Nach Magnus Carlsens absichtlicher Niederlage gegen den US-Amerikaner Hans Niemann brodelt es in der Schach-Welt. Doch wer ist der 19-Jährige eigentlich? Über die Karriere eines selbstbewussten Jungen aus dem Internet.

Von Stefan Löffler

Magnus Carlsen ist überzeugt: Die künftige Nummer eins im Schach ist heute noch keine zwanzig Jahre alt. Gut möglich, dass er eines Tages von einem Inder - Dommaraju Gukesh, Arjun Erigaisi oder Rameshbabu Praggnanandhaa - abgelöst wird. Vielleicht auch vom Usbeken Nodirbek Abdusattorow oder dem deutschen Hoffnungsträger Vincent Keymer. Die besten Chancen gibt Carlsen Alireza Firouzja - der im Iran geborene Franzose war in der Weltrangliste schon zeitweise auf Platz zwei. Aber Hans Niemann? 

Leistungssprung während der Pandemie

Der 19-jährige Amerikaner ist während der Pandemie verdächtig schnell aufgestiegen. Im Oktober 2020 betrug seine Elozahl (eine Bewertung, in die alle mit langer Bedenkzeit gespielten Turnierpartien einfließen) 2.465, womit er an der Schwelle zu den besten tausend Spielern der Welt stand. Heute steht er bei 2.699 und zählt zu den besten 50.

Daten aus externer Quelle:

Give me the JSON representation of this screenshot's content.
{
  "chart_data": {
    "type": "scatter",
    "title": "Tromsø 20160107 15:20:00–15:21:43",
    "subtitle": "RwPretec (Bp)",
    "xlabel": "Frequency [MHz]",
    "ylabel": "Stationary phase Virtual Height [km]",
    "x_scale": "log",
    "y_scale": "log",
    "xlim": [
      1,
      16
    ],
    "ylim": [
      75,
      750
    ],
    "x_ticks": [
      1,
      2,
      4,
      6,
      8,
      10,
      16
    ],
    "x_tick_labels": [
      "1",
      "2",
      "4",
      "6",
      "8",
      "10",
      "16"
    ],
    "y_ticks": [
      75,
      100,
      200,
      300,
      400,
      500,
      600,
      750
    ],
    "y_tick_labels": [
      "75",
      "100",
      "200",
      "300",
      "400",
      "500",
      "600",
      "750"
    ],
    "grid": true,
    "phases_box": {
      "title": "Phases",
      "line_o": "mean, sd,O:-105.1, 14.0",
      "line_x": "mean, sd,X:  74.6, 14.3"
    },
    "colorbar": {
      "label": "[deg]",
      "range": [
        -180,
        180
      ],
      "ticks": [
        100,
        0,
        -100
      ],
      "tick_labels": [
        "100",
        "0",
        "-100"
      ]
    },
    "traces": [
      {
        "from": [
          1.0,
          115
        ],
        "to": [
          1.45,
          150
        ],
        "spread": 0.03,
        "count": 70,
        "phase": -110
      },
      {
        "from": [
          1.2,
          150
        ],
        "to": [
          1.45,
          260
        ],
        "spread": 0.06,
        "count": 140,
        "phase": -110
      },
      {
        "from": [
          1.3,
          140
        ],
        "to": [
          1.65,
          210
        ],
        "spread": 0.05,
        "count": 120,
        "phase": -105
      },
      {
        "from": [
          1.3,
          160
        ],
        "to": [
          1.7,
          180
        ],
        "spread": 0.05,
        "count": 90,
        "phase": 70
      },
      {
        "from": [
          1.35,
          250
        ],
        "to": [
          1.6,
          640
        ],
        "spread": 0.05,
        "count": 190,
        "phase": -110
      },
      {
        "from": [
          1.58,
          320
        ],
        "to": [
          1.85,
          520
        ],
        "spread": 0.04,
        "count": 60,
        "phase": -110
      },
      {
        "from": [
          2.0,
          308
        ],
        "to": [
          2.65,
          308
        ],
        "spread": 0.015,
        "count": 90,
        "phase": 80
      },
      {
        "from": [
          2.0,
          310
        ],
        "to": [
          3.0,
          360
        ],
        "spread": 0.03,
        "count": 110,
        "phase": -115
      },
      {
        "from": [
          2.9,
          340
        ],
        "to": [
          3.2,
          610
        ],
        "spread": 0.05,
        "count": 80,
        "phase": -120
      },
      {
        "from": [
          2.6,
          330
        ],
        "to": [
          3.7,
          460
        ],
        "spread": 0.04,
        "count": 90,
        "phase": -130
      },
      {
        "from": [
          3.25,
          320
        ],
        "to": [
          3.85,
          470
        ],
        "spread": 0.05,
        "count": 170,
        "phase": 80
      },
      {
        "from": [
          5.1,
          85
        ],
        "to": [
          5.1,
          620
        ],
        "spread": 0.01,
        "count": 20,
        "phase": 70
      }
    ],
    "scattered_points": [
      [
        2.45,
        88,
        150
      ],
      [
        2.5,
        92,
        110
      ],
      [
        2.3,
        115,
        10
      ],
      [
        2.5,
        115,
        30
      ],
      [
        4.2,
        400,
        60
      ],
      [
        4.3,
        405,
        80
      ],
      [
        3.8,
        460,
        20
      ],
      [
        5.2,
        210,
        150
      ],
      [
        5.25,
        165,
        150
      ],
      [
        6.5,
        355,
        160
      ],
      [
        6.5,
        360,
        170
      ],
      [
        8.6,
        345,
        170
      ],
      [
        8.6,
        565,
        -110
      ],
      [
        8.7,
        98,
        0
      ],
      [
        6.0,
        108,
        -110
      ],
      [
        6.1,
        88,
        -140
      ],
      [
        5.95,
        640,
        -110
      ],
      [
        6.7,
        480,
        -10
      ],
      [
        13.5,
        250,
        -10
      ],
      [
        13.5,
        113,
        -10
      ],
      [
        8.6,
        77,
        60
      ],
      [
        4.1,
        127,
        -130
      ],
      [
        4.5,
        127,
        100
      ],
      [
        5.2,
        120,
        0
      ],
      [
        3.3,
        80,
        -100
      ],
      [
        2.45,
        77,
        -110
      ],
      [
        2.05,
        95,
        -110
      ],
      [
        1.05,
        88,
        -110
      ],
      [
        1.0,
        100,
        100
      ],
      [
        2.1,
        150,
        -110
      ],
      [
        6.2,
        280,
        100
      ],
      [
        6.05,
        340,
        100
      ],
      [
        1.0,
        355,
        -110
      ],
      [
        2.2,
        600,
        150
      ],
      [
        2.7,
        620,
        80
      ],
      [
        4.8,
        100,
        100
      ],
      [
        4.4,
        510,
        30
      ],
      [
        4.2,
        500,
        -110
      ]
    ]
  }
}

Selbst erklärt Niemann seinen Leistungssprung damit, dass er zuletzt mehr Turniere als jeder andere bestritt und Tag für Tag zwölf Stunden an seinem Spiel arbeitet. Ablenkungen duldet er nicht. Für Partys oder eine Freundin sei in seinem Leben kein Platz. Weltmeister will er werden. Schaffe er es nicht mindestens unter die Top Ten, sei sein Leben gescheitert, sagte er dem Podcast "Perpetual Chess". 

Schachspieler Hans Niemann beim Sinquefield Cup

Als Streamer konnte Niemann mehr verdienen

Als er mit 16 zu Hause auszog und ein Schachstipendium an einer New Yorker Privatschule antrat, träumte Niemann von einem Studium in Harvard. Mit Schachunterricht und einem Stream auf Twitch verdiente er bald mehr, als er zum Leben brauchte. Harvard sagte schließlich ab, zu Unrecht, wie er meint, zumal er Harvard so gerne selbst eine Absage erteilt hätte.

Denn da hatte er sich nach eigener Schilderung schon entschieden, es als Profi zu versuchen. Er würde längst nicht so viel verdienen wie als Streamer und Schachlehrer, doch Turnierschach war seine Leidenschaft, und als Stipendiat des US Chess Trust bekam er immerhin 35.000 Dollar.

Leben aus dem Koffer

Während der letzten Monate vor dem Schulabschluss hatte er nur noch online Unterricht und war bereits auf Schachtour. Seitdem lebt Niemann aus dem Koffer und nur für das Schach. Ausschließlich harte, fokussierte Arbeit führe zum Ziel.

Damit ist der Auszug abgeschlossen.